You can also scan more more!  Please note that the vulnerable item that you want to scan must contain an affected CI or IP address.

  1. Go to the Left Nav Bar > Vulnerability > Vulnerabilites > All Vulnerable Items.
  2. Open vulnerable item
  3. Click the Scan for Vulnerabilities related link.
  4. A message appears with a link to the scan and the work notes are updated.

More Information

This application is very powerful and I just glanced over some of the features.  

For the full documentation check out the wiki:

Threat Intelligence

Find indicators of compromise and hunt low‑lying attacks and threats using ServiceNow. 

Example Structured Threat Information Expression Process (STIX)

Threat Intelligence is used to access and provide a point of reference for your company's Structured Threat Information Expression (STIX) data. STIX is a structured language for describing cyber threat information so it can be shared, stored, and analyzed in a consistent manner.

Using STIX data and Trusted Automated Exchange of Indicator Information (TAXII) profiles, threat professionals can use shared cyber threat information to isolate threats that have been previously identified by your company and from other sources. TAXII makes widespread automated exchange of cyber threat information possible.


There are one plugin for Threat Intelligence:

  • Threat Intelligence - This the main application.  Please note that activation on production may require a separate license.

There are API Keys and Properties to set initially as well.  Read about that here.


1. Dashboards

The Threat Intelligence overview provides a number of useful reports, as well as Really Simple Syndication (RSS) and Atom format feeds of security-related news.

Threat Overview

2. Setup Threat Feeds

Threat Feed (with ServiceNow Elite Articles!)

The threat feeds feature allows you to define any RSS news feed or bulletins to be displayed in a scrolling feed. The format is configurable and you can specify the number of days before articles are removed.

This is a cool feature!  I am going to blog about this separately.  Stay tuned.

3. Threat Sources

You can maintain a list of Threat Intelligence threat sources. Each source includes the abilty to define how often a source is queried. You can also execute a threat source on demand to import the needed Structured Threat Information eXpression (STIX) data.

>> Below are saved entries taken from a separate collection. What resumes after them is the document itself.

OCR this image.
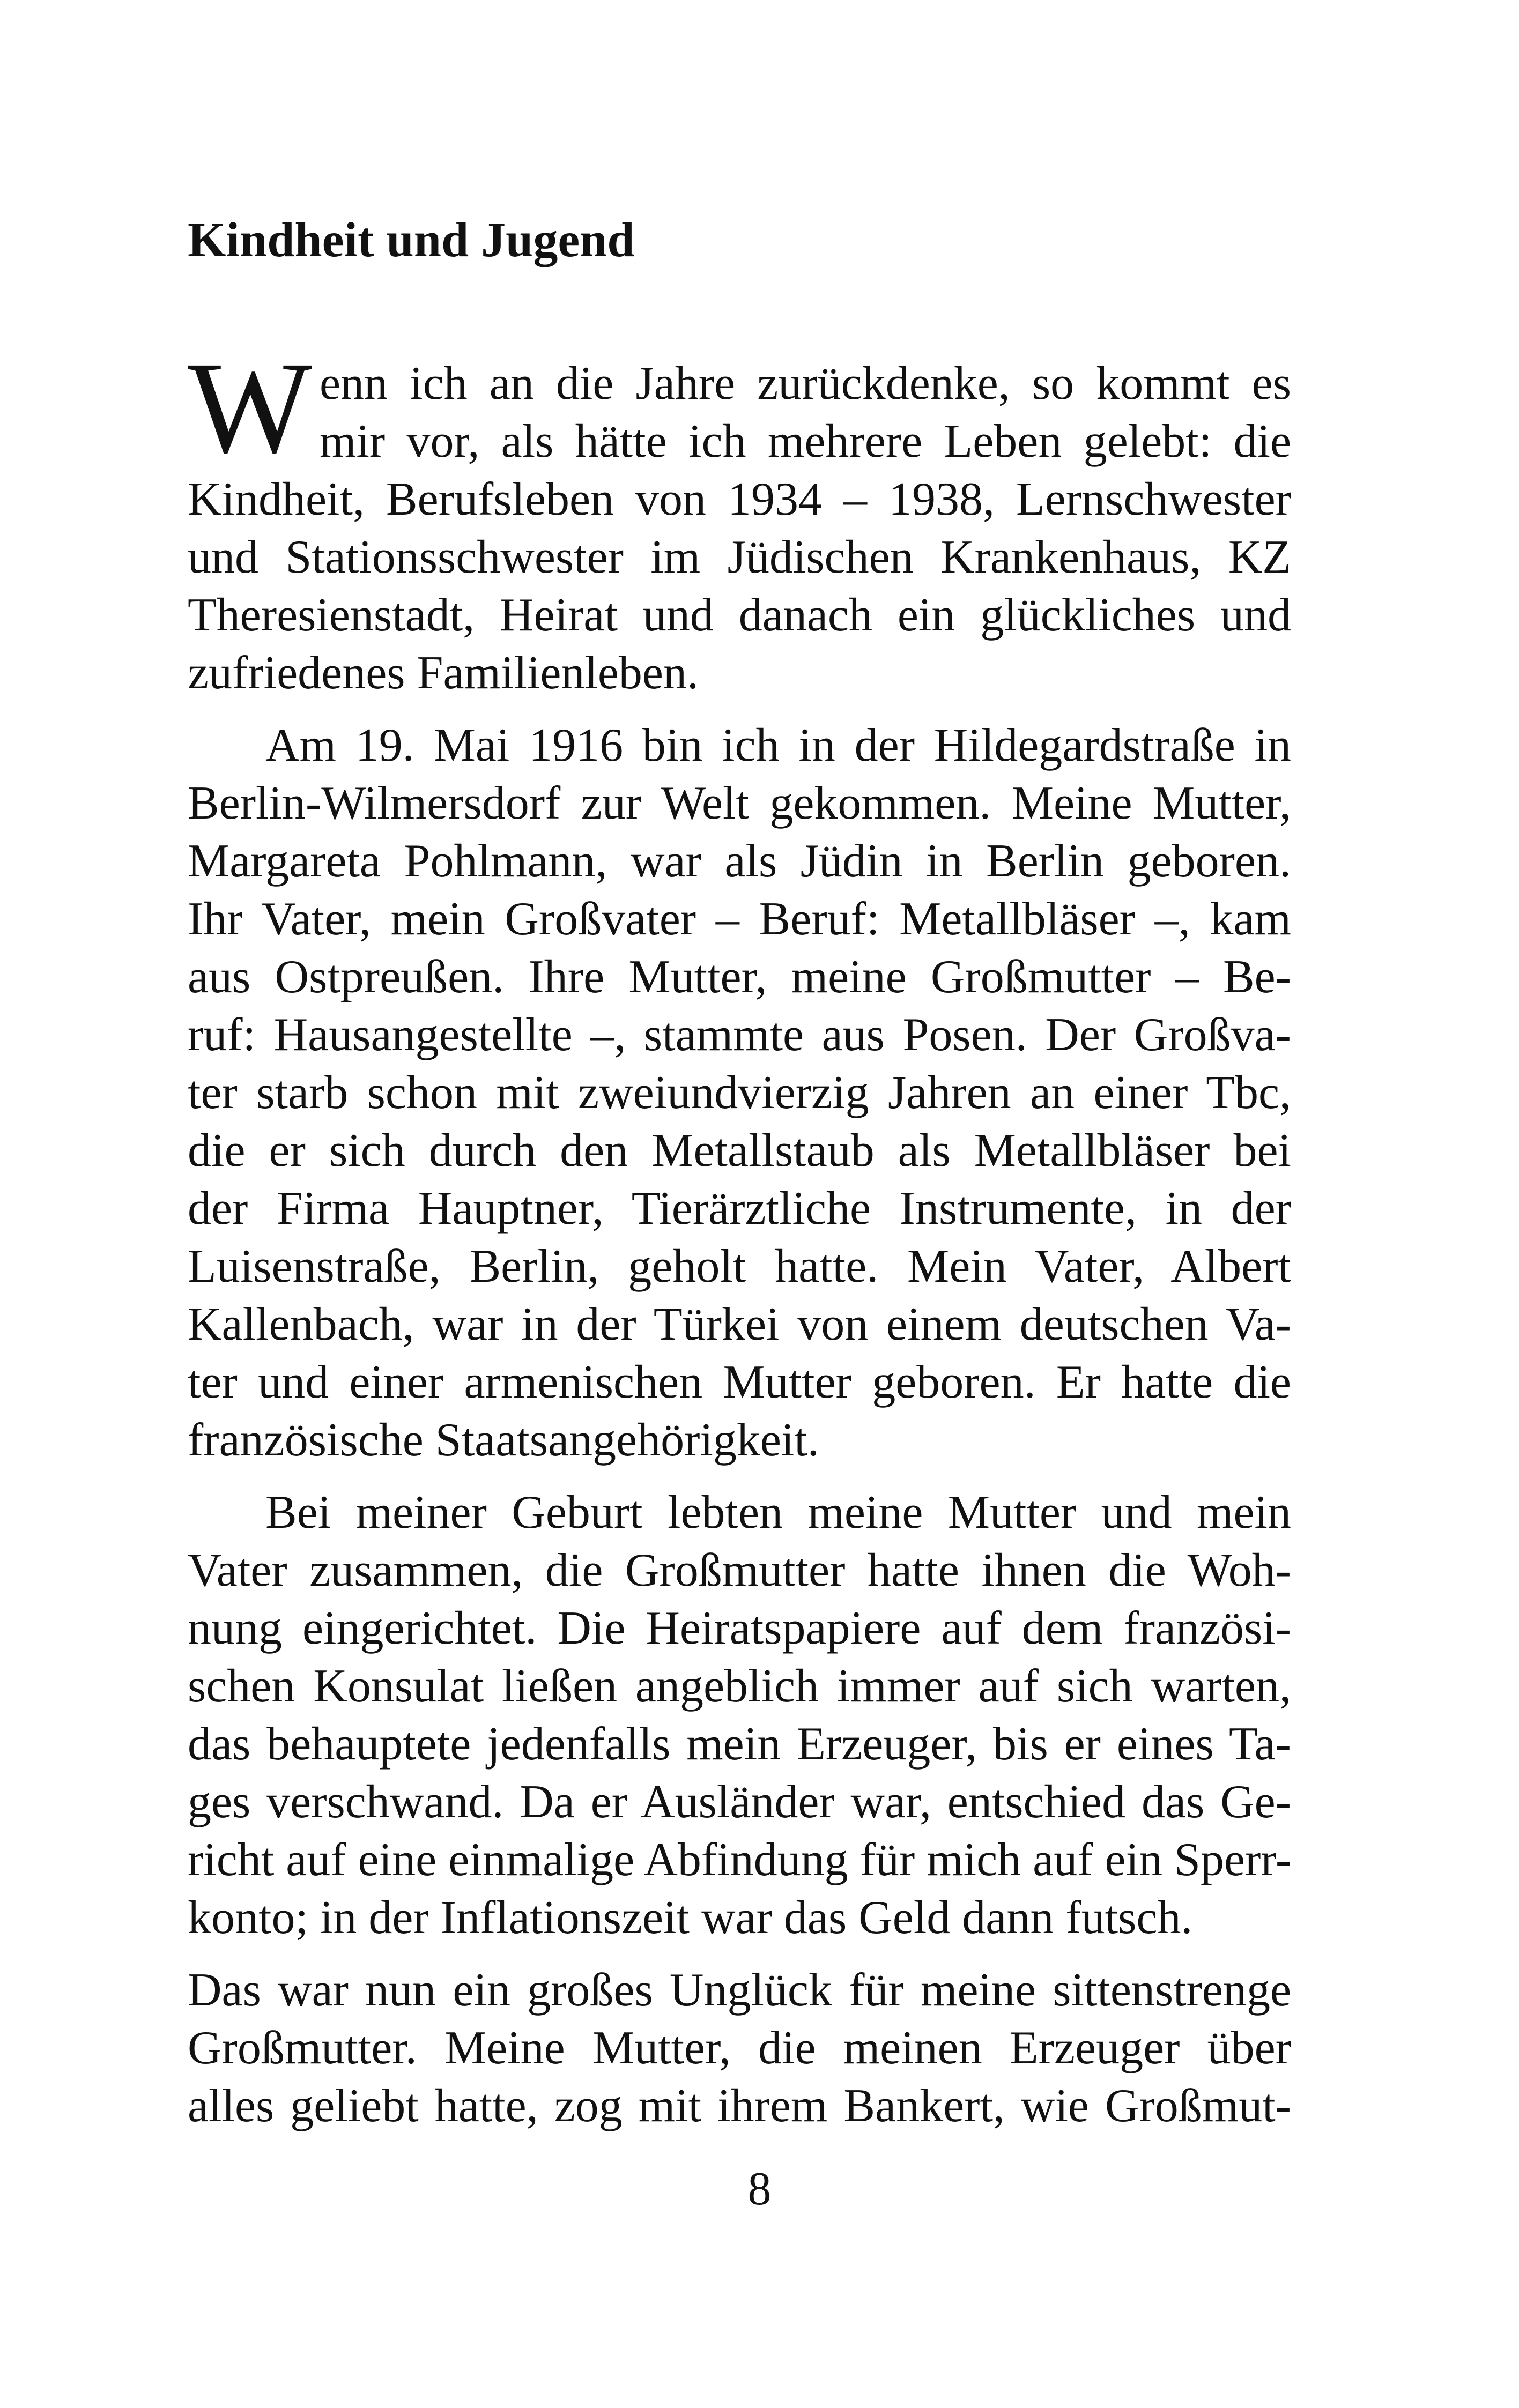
Kindheit und Jugend
W enn ich an die Jahre zurückdenke, so kommt es
mir vor, als hätte ich mehrere Leben gelebt: die
Kindheit, Berufsleben von 1934 – 1938, Lernschwester
und Stationsschwester im Jüdischen Krankenhaus, KZ
Theresienstadt, Heirat und danach ein glückliches und
zufriedenes Familienleben.
Am 19. Mai 1916 bin ich in der Hildegardstraße in
Berlin-Wilmersdorf zur Welt gekommen. Meine Mutter,
Margareta Pohlmann, war als Jüdin in Berlin geboren.
Ihr Vater, mein Großvater – Beruf: Metallbläser –, kam
aus Ostpreußen. Ihre Mutter, meine Großmutter – Be-
ruf: Hausangestellte –, stammte aus Posen. Der Großva-
ter starb schon mit zweiundvierzig Jahren an einer Tbc,
die er sich durch den Metallstaub als Metallbläser bei
der Firma Hauptner, Tierärztliche Instrumente, in der
Luisenstraße, Berlin, geholt hatte. Mein Vater, Albert
Kallenbach, war in der Türkei von einem deutschen Va-
ter und einer armenischen Mutter geboren. Er hatte die
französische Staatsangehörigkeit.
Bei meiner Geburt lebten meine Mutter und mein
Vater zusammen, die Großmutter hatte ihnen die Woh-
nung eingerichtet. Die Heiratspapiere auf dem französi-
schen Konsulat ließen angeblich immer auf sich warten,
das behauptete jedenfalls mein Erzeuger, bis er eines Ta-
ges verschwand. Da er Ausländer war, entschied das Ge-
richt auf eine einmalige Abfindung für mich auf ein Sperr-
konto; in der Inflationszeit war das Geld dann futsch.
Das war nun ein großes Unglück für meine sittenstrenge
Großmutter. Meine Mutter, die meinen Erzeuger über
alles geliebt hatte, zog mit ihrem Bankert, wie Großmut-
8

Threat Intelligence employs two technologies for importing threat-related information: STIX and Trusted Automated Exchange of Indicator Information (TAXII).

STIX Source

TAXII Profile

4. Attack Modes and Methods

Attack modes and methods, sometimes referred to as Tactics, Techniques, and Procedures (TTPs), are representations of how cyber adversaries behave. They characterize what these adversaries do and how they do it, in increasing levels of detail.

Attack modes and methods are imported with STIX data, but you can add more attack modes/methods as needed.

5. Threat Scanning

One of most interesting things of the Security Operations app is the threat scan functionality.

If you suspect that websites, files, or links to IP addresses you have received might contain malware or other threats, you can create a request to scan them. 

It starts with a connection to the Virus Total API.  All you need to do is get an API key from VirusTotal to try it out.

Scanning safe sites is boring.  So I googled "malicious websites".  Check those results!  Like a bad night on the town! 

Threat Scanning - Bad Site

Virus Total - Bad Site

You can also submit scans via other methods as well:

I thought this feature of ServiceNow was pretty cool.  Did enjoy the process of scanning and how it worked.


The Security Operations applications provided by ServiceNow are very exciting.  The NVD data import and scanning functionality was surprising to me, I didn't expect that.  I'll keep you posted as new tricks are found as well.

I've been using ServiceNow pre-Aspen, and I love seeing the progress over the years!  Breaking new ground with ServiceNow once again!